La clôture de la mise en état est intervenue le 19 décembre 2023 par ordonnance du même jour.
L'affaire a été fixée à l'audience à juge unique du 21 janvier 2025 et mise en délibéré, à l'issue de cette audience, à la date du 25 mars 2025.
Dans ses dernières conclusions notifiées par voie électronique le 16 octobre 2023, Mme [S] [K] demande au tribunal, au visa des articles 1128, 1130, 1132, 1133, 1163, 1169 et 1583 du code civil, ainsi que l'article L.111-1 du code de la consommation de :
- dire que le bon de commande est incomplet et de fait que la vente n'est pas ferme donc pas définitive ; - juger l'erreur sur les qualités essentielles du mobilier de cuisine comme étant un vice du consentement ; - juger de la nullité de la vente pour indétermination de l'objet de la vente et absence de contrepartie réelle, - juger de la nullité de la vente pour erreur sur les qualités essentielles de la prestation du cuisiniste sur le mobilier de cuisine vendu, - condamner la SARL GM DISTRIBUTION à lui payer la somme de 4.800 euros versée au titre d'un acompte ; - rejeter les demandes reconventionnelles formées par la SARL GM DISTRIBUTION ; - condamner la SARL GM DISTRIBUTION aux dépens ; - condamner la SARL GM DISTRIBUTION à la somme de 3.000 euros au titre de l'article 700 du code de procédure civile.

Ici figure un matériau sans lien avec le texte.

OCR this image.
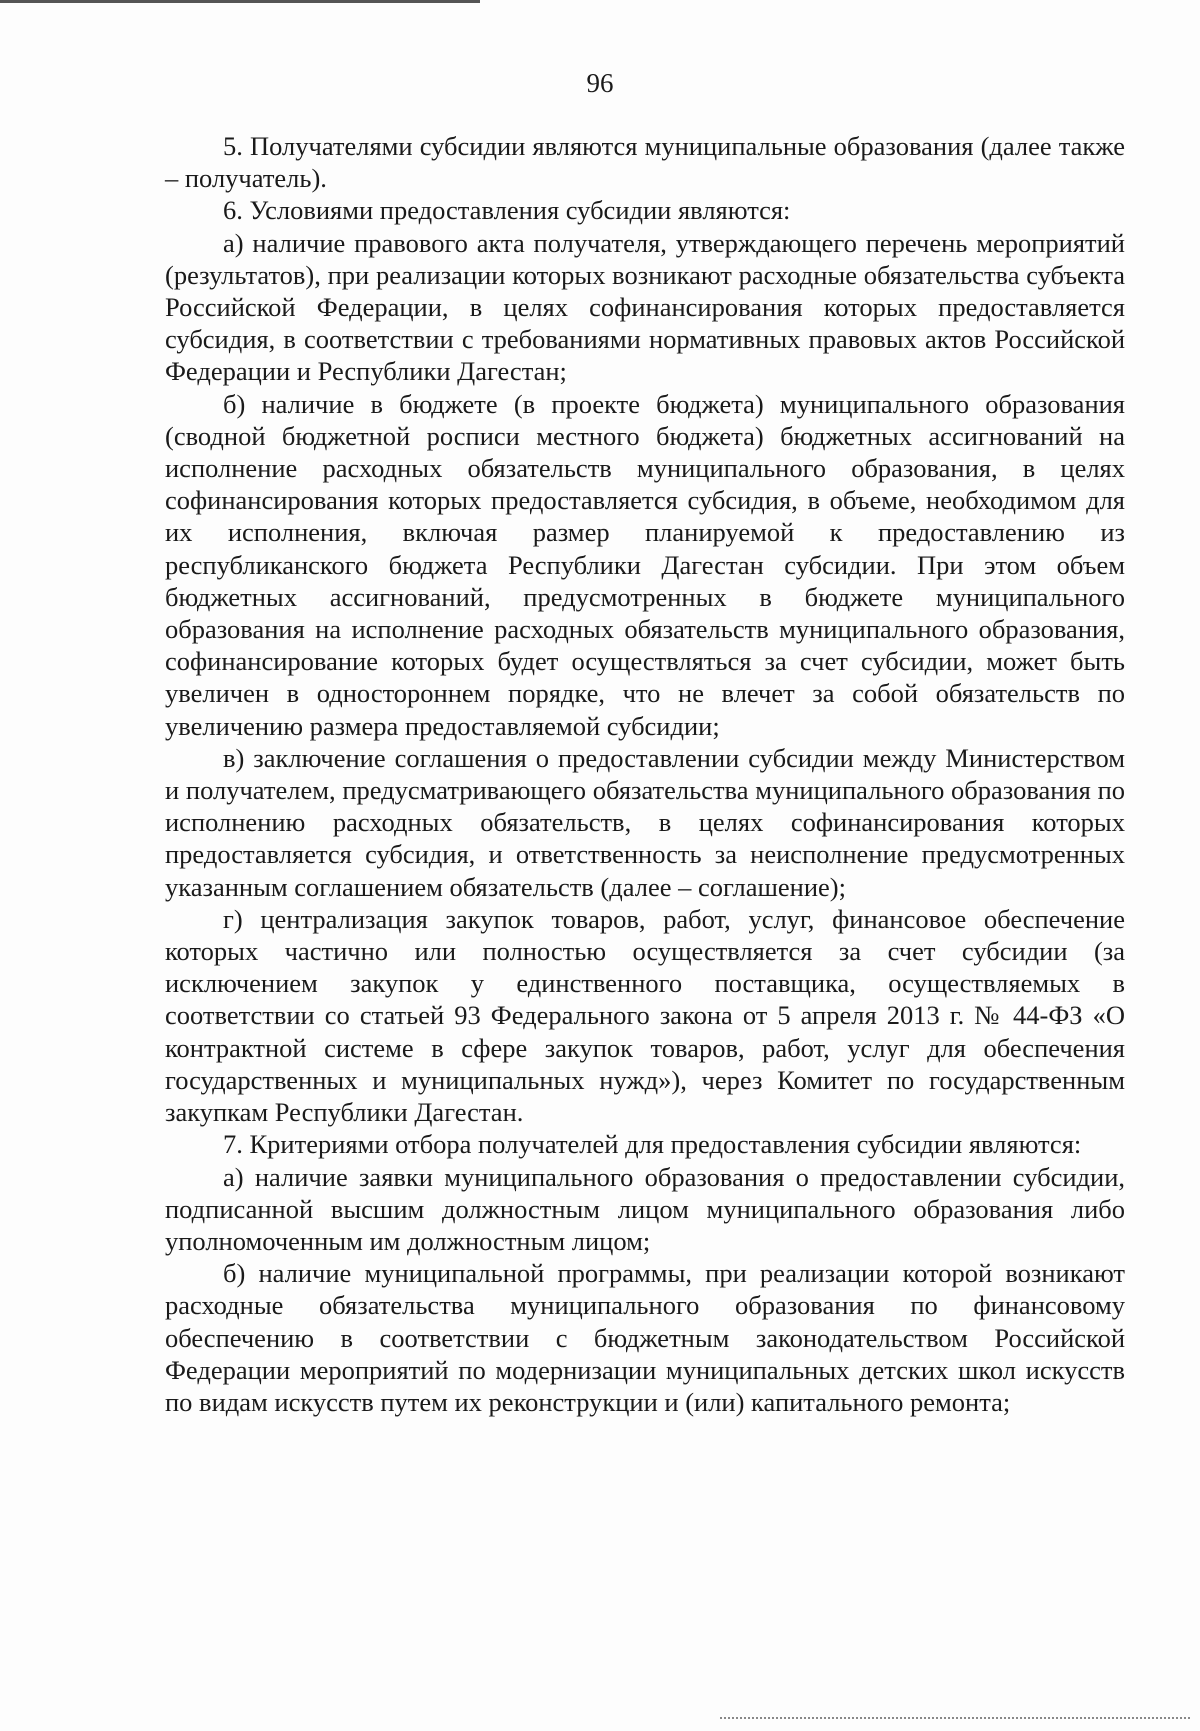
96

5. Получателями субсидии являются муниципальные образования (далее также – получатель).

6. Условиями предоставления субсидии являются:

а) наличие правового акта получателя, утверждающего перечень мероприятий (результатов), при реализации которых возникают расходные обязательства субъекта Российской Федерации, в целях софинансирования которых предоставляется субсидия, в соответствии с требованиями нормативных правовых актов Российской Федерации и Республики Дагестан;

б) наличие в бюджете (в проекте бюджета) муниципального образования (сводной бюджетной росписи местного бюджета) бюджетных ассигнований на исполнение расходных обязательств муниципального образования, в целях софинансирования которых предоставляется субсидия, в объеме, необходимом для их исполнения, включая размер планируемой к предоставлению из республиканского бюджета Республики Дагестан субсидии. При этом объем бюджетных ассигнований, предусмотренных в бюджете муниципального образования на исполнение расходных обязательств муниципального образования, софинансирование которых будет осуществляться за счет субсидии, может быть увеличен в одностороннем порядке, что не влечет за собой обязательств по увеличению размера предоставляемой субсидии;

в) заключение соглашения о предоставлении субсидии между Министерством и получателем, предусматривающего обязательства муниципального образования по исполнению расходных обязательств, в целях софинансирования которых предоставляется субсидия, и ответственность за неисполнение предусмотренных указанным соглашением обязательств (далее – соглашение);

г) централизация закупок товаров, работ, услуг, финансовое обеспечение которых частично или полностью осуществляется за счет субсидии (за исключением закупок у единственного поставщика, осуществляемых в соответствии со статьей 93 Федерального закона от 5 апреля 2013 г. № 44-ФЗ «О контрактной системе в сфере закупок товаров, работ, услуг для обеспечения государственных и муниципальных нужд»), через Комитет по государственным закупкам Республики Дагестан.

7. Критериями отбора получателей для предоставления субсидии являются:

а) наличие заявки муниципального образования о предоставлении субсидии, подписанной высшим должностным лицом муниципального образования либо уполномоченным им должностным лицом;

б) наличие муниципальной программы, при реализации которой возникают расходные обязательства муниципального образования по финансовому обеспечению в соответствии с бюджетным законодательством Российской Федерации мероприятий по модернизации муниципальных детских школ искусств по видам искусств путем их реконструкции и (или) капитального ремонта;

Au soutien de sa demande en nullité de la vente, se fondant sur les articles 1128, 1130, 1132, 1133, 1163, 1169 et 1583 du code civil, ainsi que l'article L.111-1 du code de la consommation, Mme [S] [K] fait valoir qu'elle a été victime d'une erreur dans l'acquisition de la cuisine.
S'agissant de l'erreur portant sur les qualités essentielles de la prestation, Mme [S] [K] soutient qu'elle pensait acheter une cuisine sur-mesure et personnalisée, ainsi que cela lui avait été présenté par le cuisiniste, mais que le contrat portait finalement sur une cuisine standardisée et préconçue. En effet, d'après elle, le bon de commande ne mentionne aucun élément précis sur le mobilier vendu, comme la couleur, les dimensions, l'équipement ou les finitions des portes ; de sorte qu'elle ne connaissait pas le détail du mobilier vendu. Elle ajoute qu'aucune mesure et aucun métré n'ont été pris, et qu'elle n'a pas pu choisir les caractéristiques de la cuisine. Mme [S] [K] considère donc qu'en l'absence de caractéristiques précis et individualisés, il y a une erreur sur les qualités essentielles du mobilier d'une cuisine sur-mesure.
S'agissant du caractère excusable de l'erreur, Mme [S] [K] fait état de sa vulnérabilité en raison de son âge et de sa qualité de profane face à un cuisiniste professionnel. S'agissant du caractère déterminant du consentement de l'erreur, Mme [S] [K] relève que si elle avait su que la cuisine n'était pas adaptée à sa maison et personnalisée, elle n'aurait jamais contracté.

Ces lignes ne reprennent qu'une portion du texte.